Group Plans Disclosure Amendment, Possible Ethics Fix

by Steve Brawner ([email protected]) 41 views 

Regnat Populus, the citizens group whose efforts led to the passage of the so-called ethics amendment in 2014, and other groups will attempt to pass an initiated act requiring Arkansas independent political groups to disclose their donors and that would request that Congress advance a constitutional amendment allowing campaign finance limits.

The group may also try to fix a loophole in the ethics amendment that founder Paul Spencer said left him feeling “betrayed” by legislators.

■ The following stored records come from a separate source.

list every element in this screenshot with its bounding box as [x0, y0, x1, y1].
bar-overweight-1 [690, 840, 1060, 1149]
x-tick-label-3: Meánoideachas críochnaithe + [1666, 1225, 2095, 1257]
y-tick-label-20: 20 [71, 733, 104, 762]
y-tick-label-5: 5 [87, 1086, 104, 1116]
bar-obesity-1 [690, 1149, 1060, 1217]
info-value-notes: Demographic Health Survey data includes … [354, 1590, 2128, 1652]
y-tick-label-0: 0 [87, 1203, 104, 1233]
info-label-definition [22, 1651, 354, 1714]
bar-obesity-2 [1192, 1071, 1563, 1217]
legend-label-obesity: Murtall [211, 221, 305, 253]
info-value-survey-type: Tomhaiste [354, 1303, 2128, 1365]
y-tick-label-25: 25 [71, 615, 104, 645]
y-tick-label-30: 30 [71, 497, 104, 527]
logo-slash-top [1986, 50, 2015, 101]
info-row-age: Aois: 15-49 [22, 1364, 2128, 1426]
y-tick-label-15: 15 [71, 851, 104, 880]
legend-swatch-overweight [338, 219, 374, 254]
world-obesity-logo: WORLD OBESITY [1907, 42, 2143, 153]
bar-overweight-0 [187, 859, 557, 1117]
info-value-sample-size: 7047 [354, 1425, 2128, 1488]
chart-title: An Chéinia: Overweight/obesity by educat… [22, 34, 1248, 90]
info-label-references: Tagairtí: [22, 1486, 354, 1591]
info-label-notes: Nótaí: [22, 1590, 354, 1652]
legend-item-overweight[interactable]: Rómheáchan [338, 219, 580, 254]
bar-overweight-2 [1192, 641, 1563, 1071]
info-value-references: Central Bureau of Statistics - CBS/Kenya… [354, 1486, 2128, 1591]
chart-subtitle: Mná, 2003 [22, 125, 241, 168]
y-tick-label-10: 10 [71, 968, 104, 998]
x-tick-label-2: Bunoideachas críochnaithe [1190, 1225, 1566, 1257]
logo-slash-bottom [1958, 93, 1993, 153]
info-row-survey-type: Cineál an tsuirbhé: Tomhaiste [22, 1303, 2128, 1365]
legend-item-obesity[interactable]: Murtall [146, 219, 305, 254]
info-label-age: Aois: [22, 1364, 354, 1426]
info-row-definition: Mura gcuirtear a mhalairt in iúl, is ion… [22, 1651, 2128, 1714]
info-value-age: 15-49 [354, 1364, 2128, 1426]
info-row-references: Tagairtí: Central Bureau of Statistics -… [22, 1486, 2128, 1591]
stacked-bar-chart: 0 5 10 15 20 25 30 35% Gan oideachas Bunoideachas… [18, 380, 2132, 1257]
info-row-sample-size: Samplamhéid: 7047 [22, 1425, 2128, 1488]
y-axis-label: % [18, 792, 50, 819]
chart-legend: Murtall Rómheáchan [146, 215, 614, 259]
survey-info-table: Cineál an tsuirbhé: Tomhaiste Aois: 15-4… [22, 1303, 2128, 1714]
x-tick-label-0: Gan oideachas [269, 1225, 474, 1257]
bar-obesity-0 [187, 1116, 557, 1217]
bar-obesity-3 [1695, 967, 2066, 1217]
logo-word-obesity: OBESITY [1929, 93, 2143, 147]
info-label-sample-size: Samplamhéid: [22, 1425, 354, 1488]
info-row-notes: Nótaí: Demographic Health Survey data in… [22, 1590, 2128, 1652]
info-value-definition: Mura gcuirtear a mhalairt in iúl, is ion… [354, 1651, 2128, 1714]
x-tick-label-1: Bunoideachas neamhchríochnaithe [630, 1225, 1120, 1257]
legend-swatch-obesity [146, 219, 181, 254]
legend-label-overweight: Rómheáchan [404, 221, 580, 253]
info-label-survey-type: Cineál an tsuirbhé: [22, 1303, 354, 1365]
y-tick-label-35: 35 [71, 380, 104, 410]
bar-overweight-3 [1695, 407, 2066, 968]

The initiated act would let voters say if Arkansas should join the 16 other states that have passed similar resolutions asking for a constitutional amendment limiting campaign donations. Those resolutions have come in the wake of the Supreme Court’s Citizens United decision allowing unlimited spending by corporations and unions. Congress and the states would have the ability to limit campaign donations, said John Bonifaz, founder of the national group Free Speech for People.

The act also would require the disclosure of donors to independent groups supporting candidates. The groups have mushroomed in recent years in the wake of the Citizens United ruling.

Supporters of the act have submitted four versions to the attorney general’s office. Spencer said Tuesday (May 19) after a rally that he is confident this latest one will be approved, and when that happens, his group will begin collecting signatures.

Spencer also said his group “has a few surprises up our sleeves” regarding a part of the ethics amendment widely skirted by legislators. In 2014, voters passed an amendment, produced by legislators in response to Regnat Populus’ efforts, that among other provisions prohibited the purchase of gifts for legislators by lobbyists.

However, the amendment included a section allowing lobbyists to buy gifts for legislative bodies. The intent, Spencer said, was a good-faith effort on his group’s part “so you could have this rule where a specific committee, a specific governmental body could participate with the lobbying community to learn more about their job.”

Instead, lobbyists commonly provided meals for the entire body and found other ways to bypass the law.

“I am irritated beyond polite usage of English language at this point in time when it comes to the exploitation of the loophole,” Spencer said. He later added, “I do feel that the spirit of that law was exploited, and I do feel entirely betrayed by the General Assembly.”

Spencer said his group was not ready to say how it would respond, but he added, “I feel a degree of responsibility for that, and I would really try to rectify that if at all possible.”

Among the other speakers were Bob Estes of the Arkansas Coalition for Peace and Justice, Rev. Stephen Copley of the Arkansas Interfaith Alliance, Arkansas AFL-CIO President Alan Hughes, 2014 legislative candidate Tyler Pearson, and representatives of the groups People for the American Way and Public Citizen.

Rep. Clarke Tucker, D-Little Rock, told the crowd of about 70 participants that he tried in the past legislative session to pass campaign disclosure legislation. He also tried to pass legislation that would have classified the coordination by a candidate with an outside group as an in-kind contribution to the candidate. The disclosure piece failed in a House Committee. The coordination piece passed the House but fell short on the Senate floor.

Rhana Bazzini, an 81-year-old activist who led a march across Florida from Sarasota to Tallahassee to protest current campaign finance laws, also spoke and led the group on a march from MacArthur Park to the Capitol.